On Line Opinion is a not-for-profit publication and relies on the generosity of its sponsors, editors and contributors. If you would like to help, contact us.
___________

Syndicate
RSS/XML


RSS 2.0

The Timor Sea grab

By Tom Clarke - posted Tuesday, 15 February 2005


It was a proud moment when John Howard ended 25 years of Australian Government indifference by sending troops to East Timor to end the brutal violence that followed its independence ballot. For the past four years however, the actions of the Howard Government in the Timor Sea are not something of which we can be proud.

East Timor has never had maritime boundaries and is currently negotiating permanent maritime boundaries with Australia. In keeping with International Law, East Timor's negotiating position is based on a median line (that is, drawing a line halfway between Australia and East Timor) and equitable lateral boundaries.

Our Government does not agree with this position, yet it blatantly refuses to settle the matter with independent arbitration as requested by the East Timorese Government.
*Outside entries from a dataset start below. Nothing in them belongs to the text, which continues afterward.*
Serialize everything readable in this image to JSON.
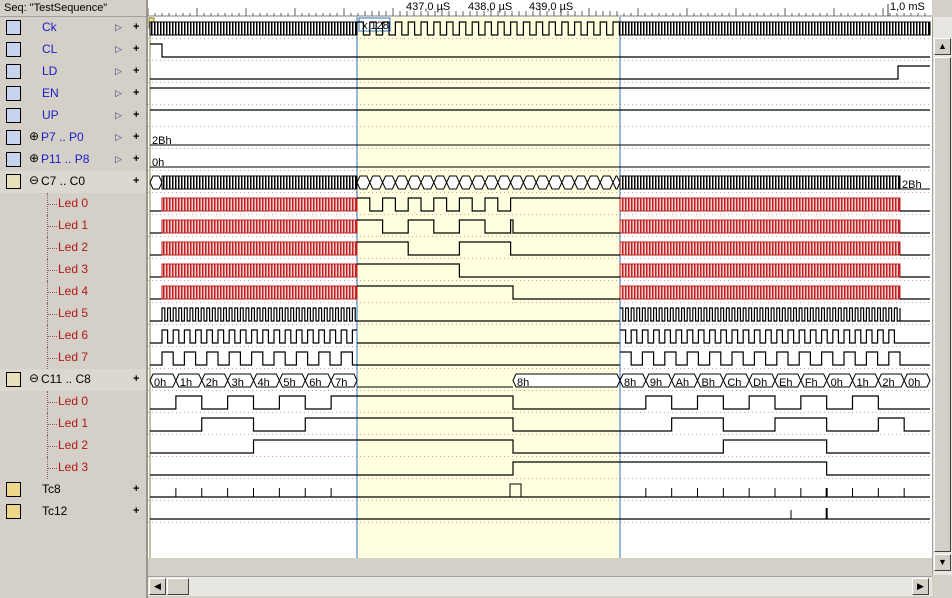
{
  "window": {
    "title": "Seq: \"TestSequence\""
  },
  "ruler": {
    "labels": [
      "437,0 µS",
      "438,0 µS",
      "439,0 µS",
      "1,0 mS"
    ],
    "zoom_label": "x 128"
  },
  "signals": [
    {
      "name": "Ck",
      "kind": "clock",
      "color": "blue",
      "icon": "clock-icon",
      "expander": ""
    },
    {
      "name": "CL",
      "kind": "input",
      "color": "blue",
      "icon": "input-icon",
      "expander": ""
    },
    {
      "name": "LD",
      "kind": "input",
      "color": "blue",
      "icon": "input-icon",
      "expander": ""
    },
    {
      "name": "EN",
      "kind": "input",
      "color": "blue",
      "icon": "input-icon",
      "expander": ""
    },
    {
      "name": "UP",
      "kind": "input",
      "color": "blue",
      "icon": "input-icon",
      "expander": ""
    },
    {
      "name": "P7 .. P0",
      "kind": "bus-in",
      "color": "blue",
      "icon": "bus-input-icon",
      "expander": "⊕"
    },
    {
      "name": "P11 .. P8",
      "kind": "bus-in",
      "color": "blue",
      "icon": "bus-input-icon",
      "expander": "⊕"
    },
    {
      "name": "C7 .. C0",
      "kind": "bus-out",
      "color": "black",
      "icon": "counter-icon",
      "expander": "⊖"
    },
    {
      "name": "Led 0",
      "kind": "led",
      "color": "red"
    },
    {
      "name": "Led 1",
      "kind": "led",
      "color": "red"
    },
    {
      "name": "Led 2",
      "kind": "led",
      "color": "red"
    },
    {
      "name": "Led 3",
      "kind": "led",
      "color": "red"
    },
    {
      "name": "Led 4",
      "kind": "led",
      "color": "red"
    },
    {
      "name": "Led 5",
      "kind": "led",
      "color": "red"
    },
    {
      "name": "Led 6",
      "kind": "led",
      "color": "red"
    },
    {
      "name": "Led 7",
      "kind": "led",
      "color": "red"
    },
    {
      "name": "C11 .. C8",
      "kind": "bus-out",
      "color": "black",
      "icon": "counter-icon",
      "expander": "⊖"
    },
    {
      "name": "Led 0",
      "kind": "led",
      "color": "red"
    },
    {
      "name": "Led 1",
      "kind": "led",
      "color": "red"
    },
    {
      "name": "Led 2",
      "kind": "led",
      "color": "red"
    },
    {
      "name": "Led 3",
      "kind": "led",
      "color": "red"
    },
    {
      "name": "Tc8",
      "kind": "tc",
      "color": "black",
      "icon": "terminal-count-icon",
      "expander": ""
    },
    {
      "name": "Tc12",
      "kind": "tc",
      "color": "black",
      "icon": "terminal-count-icon",
      "expander": ""
    }
  ],
  "waves": {
    "p_lo_value": "2Bh",
    "p_hi_value": "0h",
    "c_lo_end_value": "2Bh",
    "c_hi_values_left": [
      "0h",
      "1h",
      "2h",
      "3h",
      "4h",
      "5h",
      "6h",
      "7h"
    ],
    "c_hi_value_mid": "8h",
    "c_hi_values_right": [
      "8h",
      "9h",
      "Ah",
      "Bh",
      "Ch",
      "Dh",
      "Eh",
      "Fh",
      "0h",
      "1h",
      "2h",
      "0h"
    ]
  },
  "colors": {
    "highlight": "#ffffe0",
    "cursor": "#3070c8",
    "dense_red": "#c02020",
    "led_label": "#b01818",
    "signal_label": "#1a1acc"
  },
  "scrollbars": {
    "up_arrow": "▲",
    "down_arrow": "▼",
    "left_arrow": "◀",
    "right_arrow": "▶"
  }
}
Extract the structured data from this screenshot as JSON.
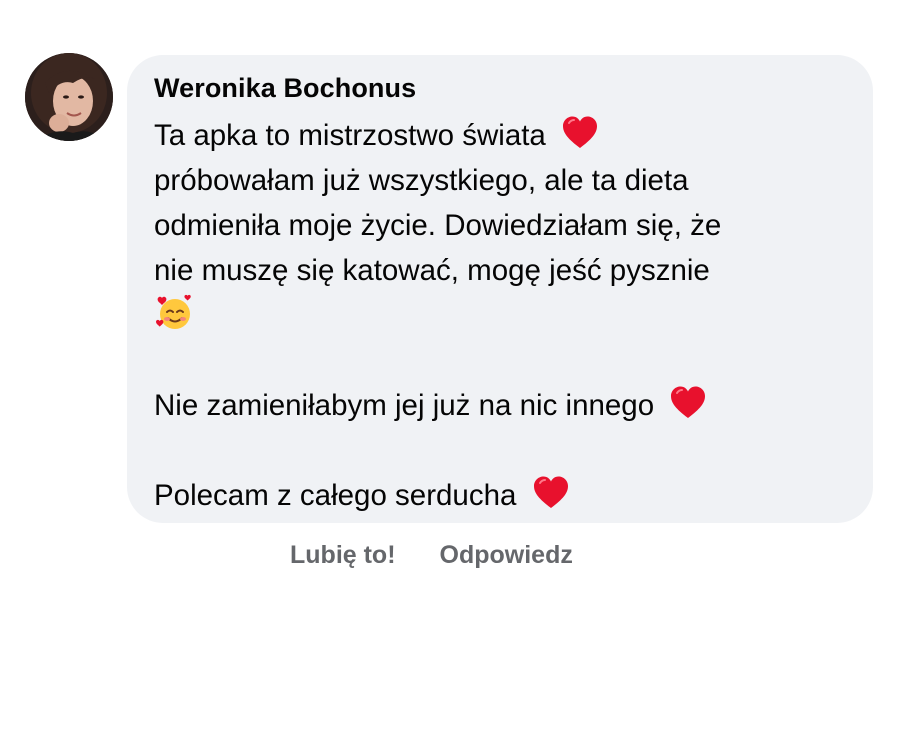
{
  "comment": {
    "author": "Weronika Bochonus",
    "avatar_icon": "profile-photo",
    "lines": [
      "Ta apka to mistrzostwo świata",
      "próbowałam już wszystkiego, ale ta dieta",
      "odmieniła moje życie. Dowiedziałam się, że",
      "nie muszę się katować, mogę jeść pysznie",
      "",
      "",
      "Nie zamieniłabym jej już na nic innego",
      "",
      "Polecam z całego serducha"
    ],
    "emojis": {
      "heart": "red-heart-icon",
      "smile": "smiling-face-with-hearts-icon"
    }
  },
  "actions": {
    "like_label": "Lubię to!",
    "reply_label": "Odpowiedz"
  },
  "colors": {
    "bubble_bg": "#f0f2f5",
    "text": "#050505",
    "action_text": "#65676b",
    "heart": "#e8112d"
  }
}
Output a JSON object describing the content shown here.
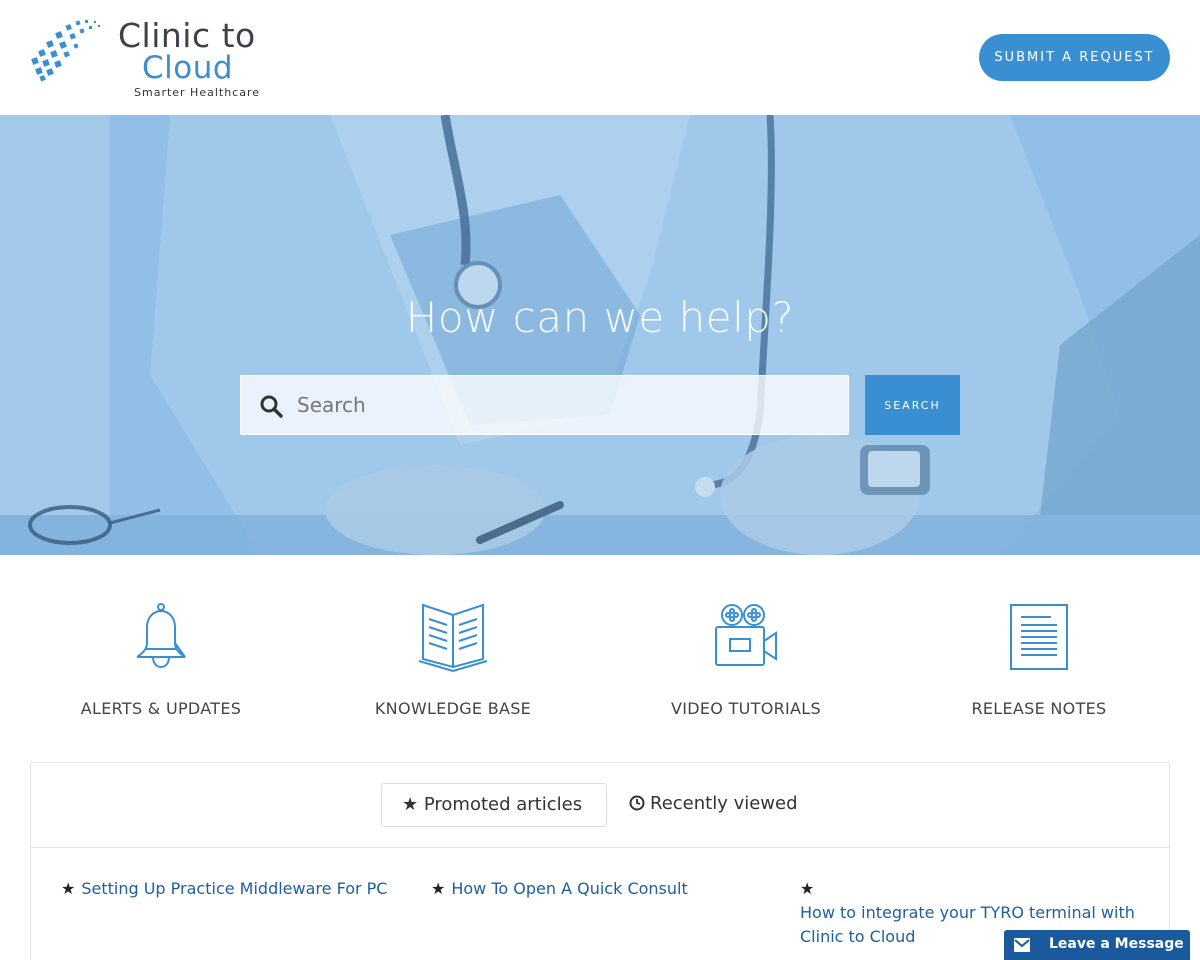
{
  "header": {
    "logo": {
      "line1": "Clinic to",
      "line2": "Cloud",
      "tagline": "Smarter Healthcare"
    },
    "submit_label": "SUBMIT A REQUEST"
  },
  "hero": {
    "title": "How can we help?",
    "search": {
      "placeholder": "Search",
      "value": "",
      "button_label": "SEARCH",
      "icon": "search-icon"
    }
  },
  "categories": [
    {
      "label": "ALERTS & UPDATES",
      "icon": "bell-icon"
    },
    {
      "label": "KNOWLEDGE BASE",
      "icon": "open-book-icon"
    },
    {
      "label": "VIDEO TUTORIALS",
      "icon": "video-camera-icon"
    },
    {
      "label": "RELEASE NOTES",
      "icon": "document-icon"
    }
  ],
  "articles_panel": {
    "tabs": [
      {
        "label": "★ Promoted articles",
        "active": true
      },
      {
        "label": "Recently viewed",
        "active": false,
        "icon": "clock-icon"
      }
    ],
    "articles": [
      {
        "star": "★",
        "title": "Setting Up Practice Middleware For PC"
      },
      {
        "star": "★",
        "title": "How To Open A Quick Consult"
      },
      {
        "star": "★",
        "title": "How to integrate your TYRO terminal with Clinic to Cloud"
      }
    ]
  },
  "widget": {
    "label": "Leave a Message",
    "icon": "envelope-icon"
  },
  "colors": {
    "brand_blue": "#3a8fd3",
    "link_blue": "#1f5fa0",
    "widget_blue": "#1a5a9c"
  }
}
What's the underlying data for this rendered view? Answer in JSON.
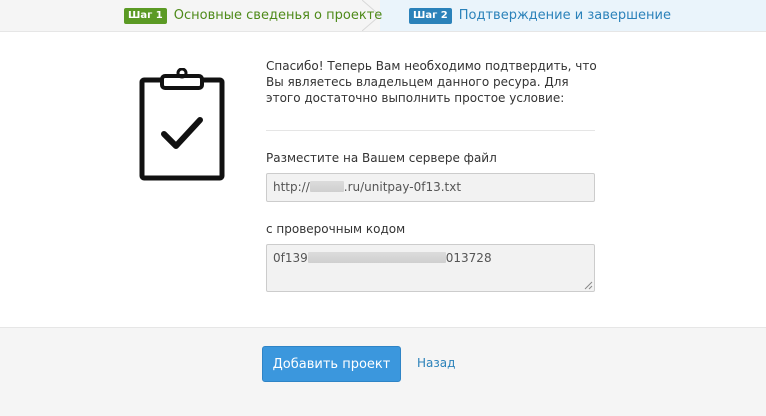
{
  "steps": [
    {
      "badge": "Шаг 1",
      "label": "Основные сведенья о проекте"
    },
    {
      "badge": "Шаг 2",
      "label": "Подтверждение и завершение"
    }
  ],
  "content": {
    "intro_text": "Спасибо! Теперь Вам необходимо подтвердить, что Вы являетесь владельцем данного ресура. Для этого достаточно выполнить простое условие:",
    "file_label": "Разместите на Вашем сервере файл",
    "file_value_prefix": "http://",
    "file_value_suffix": ".ru/unitpay-0f13.txt",
    "code_label": "с проверочным кодом",
    "code_value_prefix": "0f139",
    "code_value_suffix": "013728"
  },
  "footer": {
    "submit_label": "Добавить проект",
    "back_label": "Назад"
  },
  "icons": {
    "clipboard": "clipboard-check-icon"
  },
  "colors": {
    "step1": "#5b9a24",
    "step2": "#2b82ba",
    "primary_button": "#3b97dd"
  }
}
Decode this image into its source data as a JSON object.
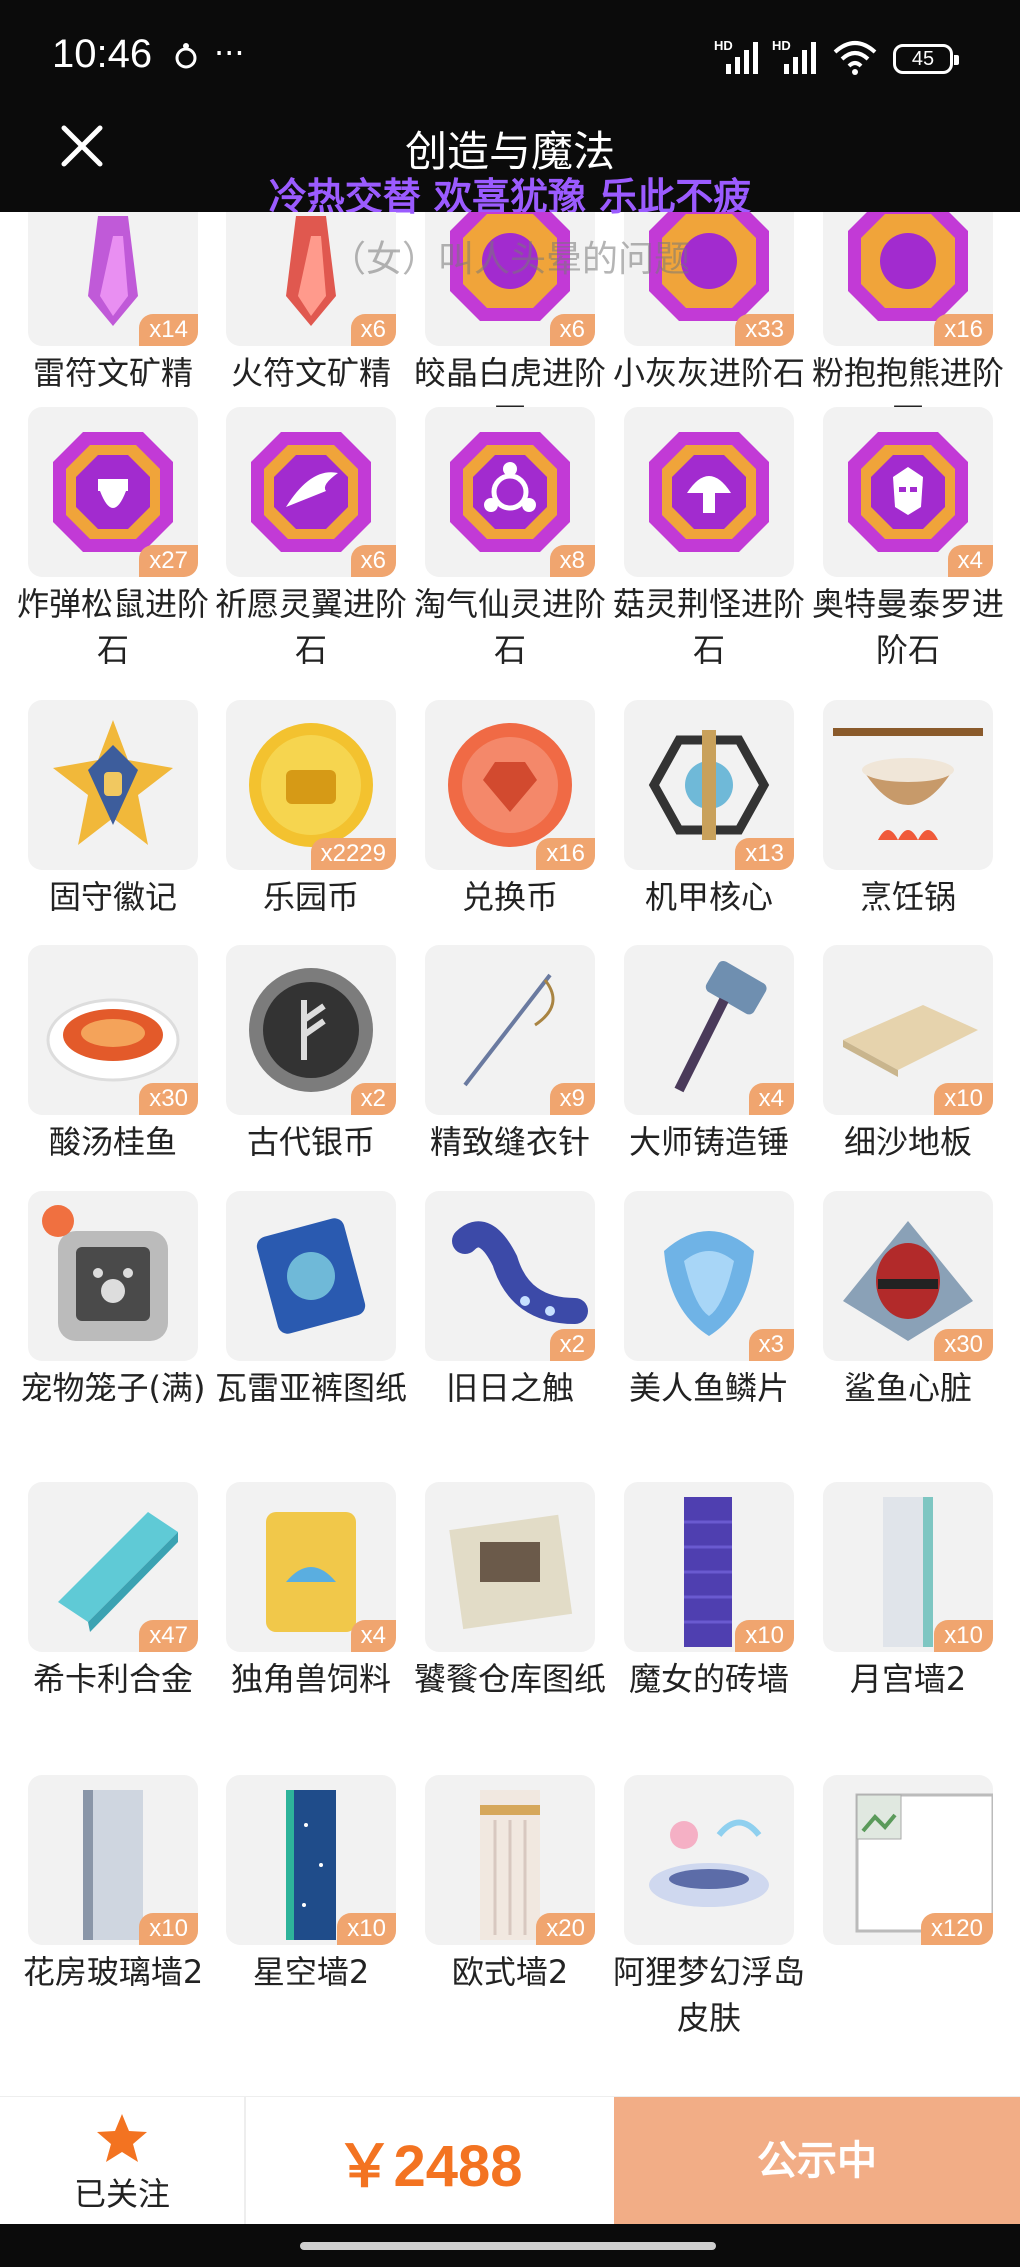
{
  "status_bar": {
    "time": "10:46",
    "dots": "···",
    "hd": "HD",
    "battery": "45"
  },
  "header": {
    "title": "创造与魔法",
    "subtitle": "冷热交替 欢喜犹豫 乐此不疲",
    "overlay": "（女）叫人头晕的问题"
  },
  "colors": {
    "accent": "#f37321",
    "badge": "#f0a56f",
    "publish_bg": "#f2ad86",
    "subtitle": "#9b5bff"
  },
  "rows": [
    [
      {
        "name": "雷符文矿精",
        "qty": "x14",
        "icon": "purple-crystal-icon"
      },
      {
        "name": "火符文矿精",
        "qty": "x6",
        "icon": "red-crystal-icon"
      },
      {
        "name": "皎晶白虎进阶石",
        "qty": "x6",
        "icon": "evolution-stone-icon"
      },
      {
        "name": "小灰灰进阶石",
        "qty": "x33",
        "icon": "evolution-stone-icon"
      },
      {
        "name": "粉抱抱熊进阶石",
        "qty": "x16",
        "icon": "evolution-stone-icon"
      }
    ],
    [
      {
        "name": "炸弹松鼠进阶石",
        "qty": "x27",
        "icon": "acorn-stone-icon"
      },
      {
        "name": "祈愿灵翼进阶石",
        "qty": "x6",
        "icon": "wing-stone-icon"
      },
      {
        "name": "淘气仙灵进阶石",
        "qty": "x8",
        "icon": "fairy-stone-icon"
      },
      {
        "name": "菇灵荆怪进阶石",
        "qty": "",
        "icon": "mushroom-stone-icon"
      },
      {
        "name": "奥特曼泰罗进阶石",
        "qty": "x4",
        "icon": "hero-stone-icon"
      }
    ],
    [
      {
        "name": "固守徽记",
        "qty": "",
        "icon": "shield-emblem-icon"
      },
      {
        "name": "乐园币",
        "qty": "x2229",
        "icon": "gold-coin-icon"
      },
      {
        "name": "兑换币",
        "qty": "x16",
        "icon": "exchange-coin-icon"
      },
      {
        "name": "机甲核心",
        "qty": "x13",
        "icon": "mech-core-icon"
      },
      {
        "name": "烹饪锅",
        "qty": "",
        "icon": "cooking-pot-icon"
      }
    ],
    [
      {
        "name": "酸汤桂鱼",
        "qty": "x30",
        "icon": "fish-dish-icon"
      },
      {
        "name": "古代银币",
        "qty": "x2",
        "icon": "silver-coin-icon"
      },
      {
        "name": "精致缝衣针",
        "qty": "x9",
        "icon": "needle-icon"
      },
      {
        "name": "大师铸造锤",
        "qty": "x4",
        "icon": "hammer-icon"
      },
      {
        "name": "细沙地板",
        "qty": "x10",
        "icon": "sand-floor-icon"
      }
    ],
    [
      {
        "name": "宠物笼子(满)",
        "qty": "",
        "icon": "pet-cage-icon"
      },
      {
        "name": "瓦雷亚裤图纸",
        "qty": "",
        "icon": "blueprint-scroll-icon"
      },
      {
        "name": "旧日之触",
        "qty": "x2",
        "icon": "tentacle-icon"
      },
      {
        "name": "美人鱼鳞片",
        "qty": "x3",
        "icon": "mermaid-scale-icon"
      },
      {
        "name": "鲨鱼心脏",
        "qty": "x30",
        "icon": "shark-heart-icon"
      }
    ],
    [
      {
        "name": "希卡利合金",
        "qty": "x47",
        "icon": "alloy-bar-icon"
      },
      {
        "name": "独角兽饲料",
        "qty": "x4",
        "icon": "feed-bag-icon"
      },
      {
        "name": "饕餮仓库图纸",
        "qty": "",
        "icon": "warehouse-blueprint-icon"
      },
      {
        "name": "魔女的砖墙",
        "qty": "x10",
        "icon": "brick-wall-icon"
      },
      {
        "name": "月宫墙2",
        "qty": "x10",
        "icon": "white-wall-icon"
      }
    ],
    [
      {
        "name": "花房玻璃墙2",
        "qty": "x10",
        "icon": "glass-wall-icon"
      },
      {
        "name": "星空墙2",
        "qty": "x10",
        "icon": "starry-wall-icon"
      },
      {
        "name": "欧式墙2",
        "qty": "x20",
        "icon": "european-wall-icon"
      },
      {
        "name": "阿狸梦幻浮岛皮肤",
        "qty": "",
        "icon": "floating-island-icon"
      },
      {
        "name": "",
        "qty": "x120",
        "icon": "broken-image-icon"
      }
    ]
  ],
  "bottom_bar": {
    "follow_label": "已关注",
    "price": "￥2488",
    "publish_label": "公示中"
  }
}
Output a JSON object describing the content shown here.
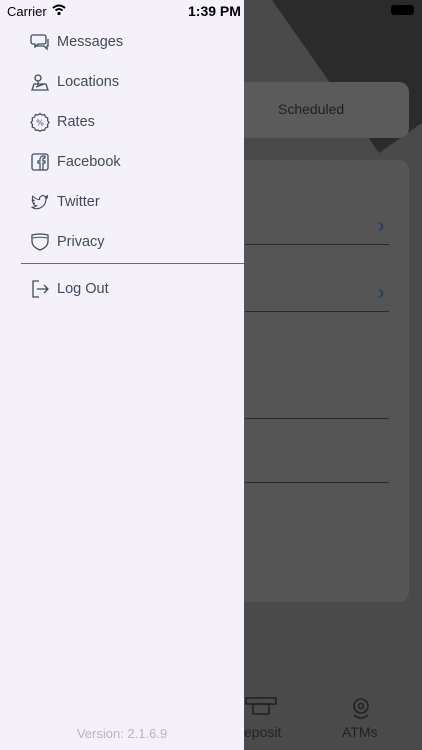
{
  "status_bar": {
    "carrier": "Carrier",
    "time": "1:39 PM"
  },
  "drawer": {
    "items": [
      {
        "label": "Messages",
        "icon": "messages-icon"
      },
      {
        "label": "Locations",
        "icon": "locations-icon"
      },
      {
        "label": "Rates",
        "icon": "rates-icon"
      },
      {
        "label": "Facebook",
        "icon": "facebook-icon"
      },
      {
        "label": "Twitter",
        "icon": "twitter-icon"
      },
      {
        "label": "Privacy",
        "icon": "privacy-icon"
      }
    ],
    "logout_label": "Log Out",
    "version": "Version: 2.1.6.9"
  },
  "background": {
    "tab_label": "Scheduled",
    "bottom_nav": {
      "deposit_label": "eposit",
      "atms_label": "ATMs"
    }
  },
  "colors": {
    "drawer_bg": "#f4f1fb",
    "menu_text": "#3f4b5b",
    "accent": "#29425f"
  }
}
In fact, our Government pre-emptively withdrew from the maritime boundary jurisdiction of both the International Court of Justice (ICJ) and the International Tribunal of Laws of the Sea (ITLOS) just two months before East Timor’s independence.

Advertisement

Far from acting with restraint, as required by International Law during such disputes, our Government is unilaterally exploiting oil and gas reserves located in areas claimed by East Timor as their Exclusive Economic Zone. Since 1999, our Government has taken $2 billion of gas and oil royalties from the Laminaria, Corallina and Bufalo fields alone, all of which are twice as close to East Timor than us. That’s, on average, $1 million a day.

Given that East Timor has an annual budget of only $100 million and is facing extreme poverty, $1 million a day’s royalties would have a dramatic impact on efforts to build basic infrastructure such as hospitals and schools.

But with $1 million a day’s royalties at stake, perhaps it’s not surprising that the Howard Government’s approach to the Timor Sea dispute, has been one of stalling, bullying and deception. Our Government continues to cloud this issue by refusing to publicly discuss gas and oil fields outside of the Joint Petroleum Development Area (JPDA) that fall within East Timor’s claim. Our Government attempts to promote the notion that the Timor Sea Treaty and the JPDA are finalised deals, rather than the provisional agreements that they are; agreements that were not to jeopardise future maritime boundary negotiations.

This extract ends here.